Dabei ist die Geschichte voll von ukrainischen Künstlern mit Weltklasse…
Ein prägnantes Beispiel ist der Komponist Dmytro Bortnjanskyj, ein Zeitgenosse Mozarts, der im Dorf Hluchiw (heute Oblast Sumy) geboren wurde. Als hochbegabter Schüler der Hluchiwer Sängerschule wurde er früh an die kaiserliche Kapelle nach Sankt Petersburg geholt. Nach einem Studium in Italien kehrte er in die russische Hauptstadt zurück und gilt heute als Begründer der russischen Chorkunst – obwohl er musikalisch stark von der ukrainischen mehrstimmigen Gesangstradition geprägt war, wie auch viele Mitglieder der Petersburger Hofkapelle, die zuvor in Hluchiw ausgebildet wurden.

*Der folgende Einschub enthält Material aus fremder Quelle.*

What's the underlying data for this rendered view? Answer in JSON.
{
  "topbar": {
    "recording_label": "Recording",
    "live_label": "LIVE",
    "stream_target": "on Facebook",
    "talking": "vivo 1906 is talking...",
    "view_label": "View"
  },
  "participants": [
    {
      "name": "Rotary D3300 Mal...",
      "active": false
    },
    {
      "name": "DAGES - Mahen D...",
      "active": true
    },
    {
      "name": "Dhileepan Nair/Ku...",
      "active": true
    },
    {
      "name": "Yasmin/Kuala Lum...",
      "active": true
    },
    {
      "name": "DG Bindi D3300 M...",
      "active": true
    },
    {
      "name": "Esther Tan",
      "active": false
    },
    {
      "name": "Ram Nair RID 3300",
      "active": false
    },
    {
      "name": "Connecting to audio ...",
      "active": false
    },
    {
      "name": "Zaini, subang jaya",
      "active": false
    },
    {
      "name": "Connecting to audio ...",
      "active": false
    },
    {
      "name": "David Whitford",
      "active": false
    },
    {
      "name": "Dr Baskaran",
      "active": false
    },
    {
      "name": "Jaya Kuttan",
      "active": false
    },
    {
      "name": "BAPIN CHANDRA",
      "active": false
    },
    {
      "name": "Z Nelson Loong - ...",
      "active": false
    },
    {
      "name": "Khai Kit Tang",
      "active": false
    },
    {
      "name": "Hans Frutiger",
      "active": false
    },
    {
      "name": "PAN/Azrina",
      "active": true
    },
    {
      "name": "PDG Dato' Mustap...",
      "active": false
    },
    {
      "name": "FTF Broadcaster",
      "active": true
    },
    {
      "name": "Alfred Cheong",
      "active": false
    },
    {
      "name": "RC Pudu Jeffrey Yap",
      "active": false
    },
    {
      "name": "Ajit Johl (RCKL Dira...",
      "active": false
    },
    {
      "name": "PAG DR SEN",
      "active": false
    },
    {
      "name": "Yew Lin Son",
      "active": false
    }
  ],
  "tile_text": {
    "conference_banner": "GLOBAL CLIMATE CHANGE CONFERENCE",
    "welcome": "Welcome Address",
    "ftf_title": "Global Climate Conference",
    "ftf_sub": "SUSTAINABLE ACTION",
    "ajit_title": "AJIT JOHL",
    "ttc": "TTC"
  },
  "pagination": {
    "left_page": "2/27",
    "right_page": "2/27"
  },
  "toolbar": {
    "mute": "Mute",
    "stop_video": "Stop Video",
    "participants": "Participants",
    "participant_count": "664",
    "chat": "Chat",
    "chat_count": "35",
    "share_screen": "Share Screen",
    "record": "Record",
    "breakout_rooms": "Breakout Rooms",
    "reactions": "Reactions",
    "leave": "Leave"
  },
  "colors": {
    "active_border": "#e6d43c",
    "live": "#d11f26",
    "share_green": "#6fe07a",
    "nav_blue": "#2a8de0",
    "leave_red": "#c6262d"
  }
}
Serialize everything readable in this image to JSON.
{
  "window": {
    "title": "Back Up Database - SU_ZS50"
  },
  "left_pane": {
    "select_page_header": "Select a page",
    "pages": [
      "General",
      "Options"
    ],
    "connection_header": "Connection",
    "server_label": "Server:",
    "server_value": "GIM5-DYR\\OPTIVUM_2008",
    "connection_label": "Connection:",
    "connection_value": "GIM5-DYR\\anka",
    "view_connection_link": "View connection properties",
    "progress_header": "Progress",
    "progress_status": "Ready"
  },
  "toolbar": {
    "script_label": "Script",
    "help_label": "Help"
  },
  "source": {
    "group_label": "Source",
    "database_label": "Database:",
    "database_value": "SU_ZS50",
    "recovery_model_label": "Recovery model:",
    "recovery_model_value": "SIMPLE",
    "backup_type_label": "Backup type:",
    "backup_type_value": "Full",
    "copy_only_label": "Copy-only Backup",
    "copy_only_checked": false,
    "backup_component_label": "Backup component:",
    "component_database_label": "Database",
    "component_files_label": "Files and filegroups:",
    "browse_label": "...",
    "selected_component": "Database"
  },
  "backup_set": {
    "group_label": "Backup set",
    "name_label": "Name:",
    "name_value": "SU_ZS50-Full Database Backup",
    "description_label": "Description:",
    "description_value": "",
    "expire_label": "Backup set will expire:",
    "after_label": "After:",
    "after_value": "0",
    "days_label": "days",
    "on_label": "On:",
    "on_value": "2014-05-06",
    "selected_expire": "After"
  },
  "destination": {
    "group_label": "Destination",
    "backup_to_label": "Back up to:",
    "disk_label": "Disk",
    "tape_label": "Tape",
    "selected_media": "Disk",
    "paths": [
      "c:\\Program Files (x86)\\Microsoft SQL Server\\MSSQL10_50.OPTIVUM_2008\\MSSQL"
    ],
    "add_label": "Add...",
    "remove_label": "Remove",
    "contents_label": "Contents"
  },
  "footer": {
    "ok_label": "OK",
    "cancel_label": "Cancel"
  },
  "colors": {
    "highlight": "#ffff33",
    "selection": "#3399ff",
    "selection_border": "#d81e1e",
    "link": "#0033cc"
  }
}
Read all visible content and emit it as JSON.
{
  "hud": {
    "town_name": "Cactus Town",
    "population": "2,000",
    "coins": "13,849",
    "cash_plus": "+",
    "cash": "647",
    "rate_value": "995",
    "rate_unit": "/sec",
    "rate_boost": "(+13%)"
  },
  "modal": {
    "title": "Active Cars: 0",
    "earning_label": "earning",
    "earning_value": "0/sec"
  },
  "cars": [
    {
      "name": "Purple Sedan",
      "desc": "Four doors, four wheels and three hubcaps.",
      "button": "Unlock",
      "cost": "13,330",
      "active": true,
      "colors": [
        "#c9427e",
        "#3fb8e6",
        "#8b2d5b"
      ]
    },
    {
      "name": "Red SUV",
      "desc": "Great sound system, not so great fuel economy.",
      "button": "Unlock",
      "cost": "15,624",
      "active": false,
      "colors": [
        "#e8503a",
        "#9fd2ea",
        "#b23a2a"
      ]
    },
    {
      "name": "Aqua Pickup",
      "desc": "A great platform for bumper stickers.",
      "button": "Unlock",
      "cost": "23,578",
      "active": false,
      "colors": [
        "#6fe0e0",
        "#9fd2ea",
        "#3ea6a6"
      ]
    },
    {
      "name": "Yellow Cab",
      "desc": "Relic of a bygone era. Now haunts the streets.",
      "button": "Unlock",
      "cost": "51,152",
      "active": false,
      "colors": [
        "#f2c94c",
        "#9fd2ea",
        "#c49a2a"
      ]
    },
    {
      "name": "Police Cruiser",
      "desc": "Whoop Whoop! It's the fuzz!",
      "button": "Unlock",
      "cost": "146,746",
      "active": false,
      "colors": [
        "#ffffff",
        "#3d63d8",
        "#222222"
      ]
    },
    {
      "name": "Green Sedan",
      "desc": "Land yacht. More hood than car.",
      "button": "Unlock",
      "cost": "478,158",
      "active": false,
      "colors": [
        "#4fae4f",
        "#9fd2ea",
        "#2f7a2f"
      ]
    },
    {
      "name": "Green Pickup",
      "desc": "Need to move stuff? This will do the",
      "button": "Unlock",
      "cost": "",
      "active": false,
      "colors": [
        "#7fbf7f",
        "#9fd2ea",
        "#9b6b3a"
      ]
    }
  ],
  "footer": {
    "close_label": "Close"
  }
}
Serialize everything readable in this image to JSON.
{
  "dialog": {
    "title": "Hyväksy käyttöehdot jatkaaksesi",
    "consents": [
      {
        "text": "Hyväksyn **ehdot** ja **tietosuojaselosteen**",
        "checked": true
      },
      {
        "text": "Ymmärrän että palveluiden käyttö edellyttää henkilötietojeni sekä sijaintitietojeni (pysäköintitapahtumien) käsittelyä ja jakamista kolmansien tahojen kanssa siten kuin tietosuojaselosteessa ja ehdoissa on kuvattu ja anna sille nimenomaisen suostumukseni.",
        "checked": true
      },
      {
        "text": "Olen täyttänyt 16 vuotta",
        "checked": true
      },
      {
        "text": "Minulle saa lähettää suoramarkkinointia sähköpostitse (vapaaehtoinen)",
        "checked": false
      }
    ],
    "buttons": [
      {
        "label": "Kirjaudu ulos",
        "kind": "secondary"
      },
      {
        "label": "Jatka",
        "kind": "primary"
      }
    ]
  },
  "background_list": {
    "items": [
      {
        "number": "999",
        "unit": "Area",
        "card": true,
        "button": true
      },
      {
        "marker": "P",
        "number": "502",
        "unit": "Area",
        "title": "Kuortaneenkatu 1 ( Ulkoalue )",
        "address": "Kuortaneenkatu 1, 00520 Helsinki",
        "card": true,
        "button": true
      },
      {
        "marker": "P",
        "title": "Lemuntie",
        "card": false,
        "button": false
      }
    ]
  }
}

Wo waren Sie selbst als der Angriff am 24.02.2022 startete?
Ich war gerade auf dem Rückweg von Wien, wo ich mit dem RSO Wien das Requiem von Dvořák dirigiert hatte – inhaltlich und emotional ein sehr symbolträchtiges Konzert. Auf dem Weg zu meinen nächsten Proben in Bologna erhielt ich in den frühen Morgenstunden die ersten schrecklichen Nachrichten vom Angriff. Bereits am Tag nach dem Überfall versammelten sich auf der Piazza Maggiore in Bologna über zehntausend Menschen. Es sprachen der Bürgermeister Matteo Lepore, viele andere Politiker, auch ich. Diese große Solidarität war für mich sehr bewegend und zugleich ein wichtiges internationales Zeichen. – Ein sehr deutliches, dass Italien für Europa und eine freie Ukraine steht.
Wie erleben Sie die Solidarität Ihrer westlichen Kolleginnen und Kollegen?
Ich empfinde große Unterstützung – vor allem bei meinen internationalen Projekten und Kooperationen. Während meiner dreijährigen Tätigkeit als Chefdirigentin am Teatro Comunale di Bologna gab es zahlreiche Initiativen mit Bezug zur Ukraine. Überall in Europa und Asien sind bedeutende und bewegende Projekte entstanden – und es gibt weitere Pläne für die Zukunft. Besonders schätze ich die vielen privaten Engagements westlicher Musikerinnen und Musiker. Kürzlich erfuhr ich beispielsweise von einer wunderbaren Aktion der Staatskapelle Dresden unter der Leitung von Federico Kasik, dem stellvertretenden 1. Konzertmeister. Er hat früher an der Musikakademie in Lwiw studiert und lud 2023 seine Kolleg:innen ein, an Konzerten und Meisterklassen in Lwiw mitzuwirken.